Sociedad Andaluza de Oncología Médica

Durante la inauguración del encuentro, Manuel Ruiz Borrego, presidente de la Sociedad Andaluza de Oncología Médica subrayaba la consolidación de Andalucía como un referente nacional en el abordaje y tratamiento oncológico gracias a los tratamientos personalizados o las nuevas terapias cada vez más dirigidas. Y a las técnicas de detección basadas en las alteraciones moleculares de los pacientes, es decir, la nueva oncología de precisión.

Así, Ruiz Borrego ha incidido en que «nuestra comunidad es pionera en la práctica de ensayos clínicos y nuevos tratamientos en diversos tumores; que han demostrado su eficacia y aplicación en los pacientes. Pero que también estamos comprobando con el desarrollo de la Real World Data con datos de vida real; es decir, con los datos que nos ofrecen los pacientes de los hospitales y centros sanitarios andaluces, que están viendo mejorados su nivel de supervivencia y su calidad de vida».

Buen posicionamiento de Andalucía

«Andalucía está muy bien posicionada en este aspecto, lo que nos está permitiendo sumarnos al desarrollo de estas nuevas terapias y fármacos que ya están marcando el presente de la oncología; como la inmunoterapia, los ensayos clínicos o las nuevas moléculas», ha añadido el presidente de la SAOM. También ha puesto en valor la importancia de la colaboración multidisciplinar y la investigación como pilares fundamentales para seguir avanzando contra el cáncer.

Estudio de la SAOM

Un estudio realizado por oncólogos del Grupo de Trabajo de Inmunoterapia de la Sociedad Andaluza de Oncología (SAOM), pertenecientes a once hospitales de la comunidad, ha concluido que el empleo de los inhibidores de los puntos de control inmune (ICI), supone una mejora terapéutica para muchos pacientes con cáncer, tras confirmar que los resultados obtenidos en pacientes de ensayos clínicos son similares a los alcanzados en pacientes reales tratados en la consulta de oncología de estos centros hospitalarios de la comunidad.

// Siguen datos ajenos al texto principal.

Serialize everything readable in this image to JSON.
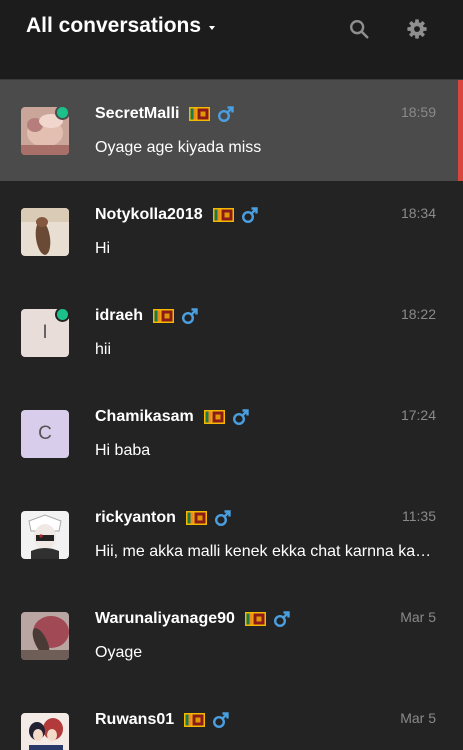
{
  "header": {
    "title": "All conversations"
  },
  "colors": {
    "online": "#1cc08a",
    "active_bar": "#d9443d",
    "male_icon": "#4a9fe0"
  },
  "conversations": [
    {
      "name": "SecretMalli",
      "time": "18:59",
      "preview": "Oyage age kiyada miss",
      "online": true,
      "active": true,
      "avatar": "photo-1",
      "avatar_letter": ""
    },
    {
      "name": "Notykolla2018",
      "time": "18:34",
      "preview": "Hi",
      "online": false,
      "active": false,
      "avatar": "photo-2",
      "avatar_letter": ""
    },
    {
      "name": "idraeh",
      "time": "18:22",
      "preview": "hii",
      "online": true,
      "active": false,
      "avatar": "letter",
      "avatar_letter": "I"
    },
    {
      "name": "Chamikasam",
      "time": "17:24",
      "preview": "Hi baba",
      "online": false,
      "active": false,
      "avatar": "letter",
      "avatar_letter": "C"
    },
    {
      "name": "rickyanton",
      "time": "11:35",
      "preview": "Hii, me akka malli kenek ekka chat karnna kamathi kenek innwad?",
      "online": false,
      "active": false,
      "avatar": "photo-3",
      "avatar_letter": ""
    },
    {
      "name": "Warunaliyanage90",
      "time": "Mar 5",
      "preview": "Oyage",
      "online": false,
      "active": false,
      "avatar": "photo-4",
      "avatar_letter": ""
    },
    {
      "name": "Ruwans01",
      "time": "Mar 5",
      "preview": "",
      "online": false,
      "active": false,
      "avatar": "photo-5",
      "avatar_letter": ""
    }
  ]
}
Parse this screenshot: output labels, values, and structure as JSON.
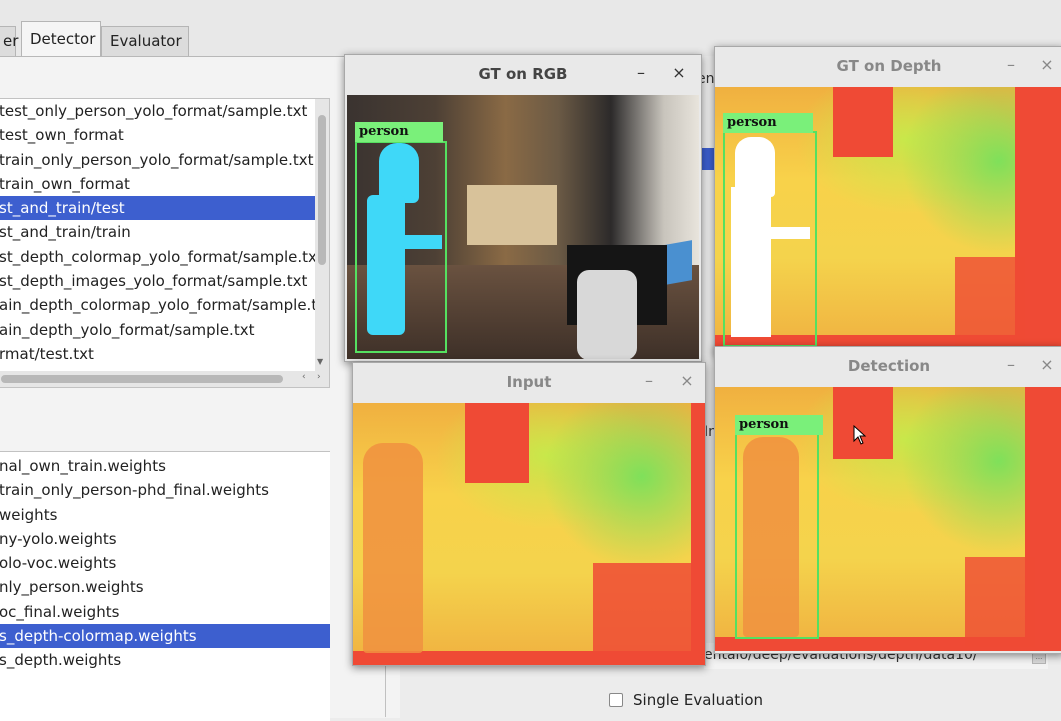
{
  "tabs": [
    {
      "label": "er",
      "active": false
    },
    {
      "label": "Detector",
      "active": true
    },
    {
      "label": "Evaluator",
      "active": false
    }
  ],
  "dataset_list": [
    "test_only_person_yolo_format/sample.txt",
    "test_own_format",
    "train_only_person_yolo_format/sample.txt",
    "train_own_format",
    "st_and_train/test",
    "st_and_train/train",
    "st_depth_colormap_yolo_format/sample.tx",
    "st_depth_images_yolo_format/sample.txt",
    "ain_depth_colormap_yolo_format/sample.t:",
    "ain_depth_yolo_format/sample.txt",
    "rmat/test.txt"
  ],
  "dataset_selected_index": 4,
  "weights_list": [
    "nal_own_train.weights",
    "train_only_person-phd_final.weights",
    "weights",
    "ny-yolo.weights",
    "olo-voc.weights",
    "nly_person.weights",
    "oc_final.weights",
    "s_depth-colormap.weights",
    "s_depth.weights"
  ],
  "weights_selected_index": 7,
  "windows": {
    "gt_rgb": {
      "title": "GT on RGB",
      "label": "person"
    },
    "gt_depth": {
      "title": "GT on Depth",
      "label": "person"
    },
    "input": {
      "title": "Input"
    },
    "detection": {
      "title": "Detection",
      "label": "person"
    }
  },
  "buttons": {
    "minimize": "–",
    "close": "×"
  },
  "path_field": {
    "value": "entalo/deep/evaluations/depth/data10/"
  },
  "single_evaluation": {
    "label": "Single Evaluation",
    "checked": false
  },
  "partial_labels": {
    "en": "en",
    "in": "In"
  },
  "colors": {
    "selection": "#3d5fcf",
    "bbox": "#55e060",
    "depth_red": "#ef4a35"
  }
}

Esta investigación presenta los primeros resultados del nuevo registro RIPACINA que el Grupo de Inmunoterapia de la SAOM está desarrollando. Y que está permitiendo caracterizar con exactitud los pacientes tratados con este tratamiento en Andalucía. En el estudio han participado oncólogos de los hospitales Virgen del Rocío y Macarena de Sevilla, el Complejo Hospitalario de Jaén, el Hospital Juan Ramón Jiménez de Huelva, los hospitales Virgen de la Victoria, Costa del Sol y Regional Universitario de Málaga; los hospitales San Cecilio y Virgen de las Nieves de Granada, el Hospital Reina Sofía de Córdoba, y el Hospital Puerta del Mar de Cádiz.

Resultados positivos

Los resultados de esta investigación se han presentado en el VII Congreso de la Sociedad Andaluza de Oncología Médica (SAOM), que celebrado la semana pasada. Reunió a más de 200 oncólogos y expertos de la comunidad andaluza y resto de España con el fin de presentar los últimos avances y novedades en el diagnóstico y tratamiento del cáncer.

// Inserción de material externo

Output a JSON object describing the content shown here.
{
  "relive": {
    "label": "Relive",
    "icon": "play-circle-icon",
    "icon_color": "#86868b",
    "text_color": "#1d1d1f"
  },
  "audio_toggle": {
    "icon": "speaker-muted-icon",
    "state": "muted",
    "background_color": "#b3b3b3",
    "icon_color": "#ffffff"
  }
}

Para el estudio se ha creado una herramienta informatizada, conocida como RIPACINA, que ha permitido la introducción de múltiples variables demográficas, clínicas y biológicas de los pacientes tratados con inhibidores de los puntos de control inmune. En esta primera fase, se han incluido pacientes con cáncer de pulmón, melanoma, cabeza y cuello, vejiga y cáncer renal, tratados con esta inmunoterapia antes de junio de 2019. Todos eran pacientes tratados fuera de ensayos clínicos.